Scientific classification
- Kingdom: Animalia
- Phylum: Chordata
- Class: Actinopterygii
- Order: Cypriniformes
- Family: Nemacheilidae
- Genus: Nemachilichthys Day, 1878
- Species: N. rueppelli
- Binomial name: Nemachilichthys rueppelli (Sykes, 1839)
- Synonyms: Cobitis rueppelli Sykes, 1839 ; Nemacheilus rueppelli (Sykes, 1839) ; Mesonoemacheilus rueppelli (Sykes, 1839) ; Noemacheilus rueppelli (Sykes, 1839) ; Nemachilichthys shimogensis Narayan Rao, 1920 ; Nemacheilus shimogensis (Narayan Rao, 1920) ;

= Nemachilichthys =

- Authority: (Sykes, 1839)
- Conservation status: LC
- Parent authority: Day, 1878

Genus of fishes

Nemachilichthys is a monospecific genus of freshwater ray-finned fish belonging to the family Nemacheilidae, the stone loaches. The only species in the genus is Nemachilichthys rueppelli, the mongoose loach or Shimoga loach, a species endemic to the Western Ghats in Karnataka and Maharashtra.

==Taxonomy==
Nemachilichthys was first proposed as a monospecific genus in 1878 by the British ichthyologist Francis Day with Cobitis rueppelli. Cobitis ruepelli was first formally described in 1839 by the English naturalist William Henry Sykes with its type locality given as Deccan in India. In 1920 C. R. Narayan Rao described a new species, Nemachilichthys shimogensis with its type locality given as the Thunga River at Shimoga Town in Mysore, India. Recent evidence shows that there is only a marginal raw mitochondrial genetic distance between Nemachilichthys shimogensis and N. ruppelli. Although morphometric difference occur at the population level, Keskar et al. conclude that there are no significant differences separating the two species. Therefore they treat N. shimogensis as a synonym of N. ruppelli. The Eschmeyer's Catalog of Fishes follows this treatment.
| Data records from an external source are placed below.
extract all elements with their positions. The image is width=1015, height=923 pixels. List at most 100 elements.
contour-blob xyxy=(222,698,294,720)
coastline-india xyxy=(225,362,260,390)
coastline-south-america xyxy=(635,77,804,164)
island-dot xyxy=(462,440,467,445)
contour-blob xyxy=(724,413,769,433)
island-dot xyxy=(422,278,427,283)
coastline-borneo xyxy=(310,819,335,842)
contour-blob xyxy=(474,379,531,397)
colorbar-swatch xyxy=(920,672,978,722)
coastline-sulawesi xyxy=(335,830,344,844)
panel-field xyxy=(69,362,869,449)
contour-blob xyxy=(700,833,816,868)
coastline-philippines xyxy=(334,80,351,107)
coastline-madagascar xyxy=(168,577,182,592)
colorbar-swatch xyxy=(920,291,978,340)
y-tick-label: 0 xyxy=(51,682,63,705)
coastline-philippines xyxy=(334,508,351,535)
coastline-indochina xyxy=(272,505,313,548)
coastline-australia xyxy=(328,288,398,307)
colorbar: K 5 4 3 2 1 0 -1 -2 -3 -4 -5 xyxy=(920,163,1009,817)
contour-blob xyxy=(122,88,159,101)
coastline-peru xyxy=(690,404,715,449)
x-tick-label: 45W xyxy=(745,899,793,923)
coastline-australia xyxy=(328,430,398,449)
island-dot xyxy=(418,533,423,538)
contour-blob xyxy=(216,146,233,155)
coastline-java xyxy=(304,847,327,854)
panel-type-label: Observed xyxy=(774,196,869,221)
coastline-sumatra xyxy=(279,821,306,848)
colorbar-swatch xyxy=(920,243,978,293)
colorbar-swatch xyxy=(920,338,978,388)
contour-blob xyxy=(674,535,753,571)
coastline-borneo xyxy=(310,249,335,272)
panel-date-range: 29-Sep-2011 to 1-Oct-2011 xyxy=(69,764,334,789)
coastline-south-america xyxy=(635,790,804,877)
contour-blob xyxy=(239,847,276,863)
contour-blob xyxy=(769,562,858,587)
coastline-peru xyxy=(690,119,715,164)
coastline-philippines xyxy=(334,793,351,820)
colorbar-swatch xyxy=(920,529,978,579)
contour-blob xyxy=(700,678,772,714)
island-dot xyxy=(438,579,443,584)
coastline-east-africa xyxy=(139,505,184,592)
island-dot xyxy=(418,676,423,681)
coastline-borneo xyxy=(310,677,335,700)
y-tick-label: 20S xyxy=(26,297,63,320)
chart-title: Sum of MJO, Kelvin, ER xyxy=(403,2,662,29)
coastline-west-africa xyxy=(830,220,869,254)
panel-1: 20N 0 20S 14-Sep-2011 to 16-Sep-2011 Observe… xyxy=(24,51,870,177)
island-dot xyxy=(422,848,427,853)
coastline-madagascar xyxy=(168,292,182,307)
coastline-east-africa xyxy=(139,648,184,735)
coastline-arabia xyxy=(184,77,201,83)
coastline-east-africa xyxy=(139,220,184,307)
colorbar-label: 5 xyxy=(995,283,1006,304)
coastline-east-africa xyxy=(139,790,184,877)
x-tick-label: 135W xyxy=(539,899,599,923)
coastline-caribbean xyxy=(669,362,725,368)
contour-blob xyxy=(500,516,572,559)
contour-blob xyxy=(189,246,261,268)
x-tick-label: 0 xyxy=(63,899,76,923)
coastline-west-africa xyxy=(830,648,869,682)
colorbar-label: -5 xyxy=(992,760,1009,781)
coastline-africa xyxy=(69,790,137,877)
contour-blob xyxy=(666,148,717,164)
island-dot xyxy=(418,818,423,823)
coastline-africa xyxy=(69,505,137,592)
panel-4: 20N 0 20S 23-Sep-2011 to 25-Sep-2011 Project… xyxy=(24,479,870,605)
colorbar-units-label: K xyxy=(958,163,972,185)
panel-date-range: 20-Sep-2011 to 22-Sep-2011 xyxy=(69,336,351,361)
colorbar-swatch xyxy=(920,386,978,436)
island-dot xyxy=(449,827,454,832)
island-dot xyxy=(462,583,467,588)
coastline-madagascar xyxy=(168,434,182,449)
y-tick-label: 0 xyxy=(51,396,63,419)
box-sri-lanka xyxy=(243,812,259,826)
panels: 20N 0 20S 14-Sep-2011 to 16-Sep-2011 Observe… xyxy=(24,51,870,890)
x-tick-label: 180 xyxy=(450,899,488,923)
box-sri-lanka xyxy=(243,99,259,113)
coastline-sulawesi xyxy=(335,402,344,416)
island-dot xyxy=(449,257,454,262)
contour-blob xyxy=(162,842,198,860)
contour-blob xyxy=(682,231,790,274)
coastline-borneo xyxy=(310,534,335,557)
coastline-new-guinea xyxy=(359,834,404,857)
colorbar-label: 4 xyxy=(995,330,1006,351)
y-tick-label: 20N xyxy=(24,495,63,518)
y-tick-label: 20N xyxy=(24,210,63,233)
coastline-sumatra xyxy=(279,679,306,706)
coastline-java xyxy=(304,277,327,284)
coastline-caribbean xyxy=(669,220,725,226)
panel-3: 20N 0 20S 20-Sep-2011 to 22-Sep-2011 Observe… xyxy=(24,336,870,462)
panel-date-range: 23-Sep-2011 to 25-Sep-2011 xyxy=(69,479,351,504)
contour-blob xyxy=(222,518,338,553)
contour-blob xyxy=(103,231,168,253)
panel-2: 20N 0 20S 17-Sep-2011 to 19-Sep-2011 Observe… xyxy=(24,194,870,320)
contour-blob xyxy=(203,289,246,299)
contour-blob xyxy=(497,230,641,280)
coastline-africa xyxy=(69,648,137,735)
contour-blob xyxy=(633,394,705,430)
This taxon is included in the family Nemacheilidae which is within the suborder Cobitoidei of the order Cypriniformes.

==Distribution and habitat==
Nemachilichthys has been reported from the Krishna River system in the Western Ghats, India. Specimen where found in the following rivers: Thunga, Mula-Mutha, Krishna River, Indrayani, Hiranyakeshi, Nira River and Koyna. It lives in moderate to fast-flowing rivers, usually on the bed. N. ruppelli prefers mud, small rocks, silt and pebbles. It frequently occurs in association with submerged roots of riparian plants and aquatic vegetation.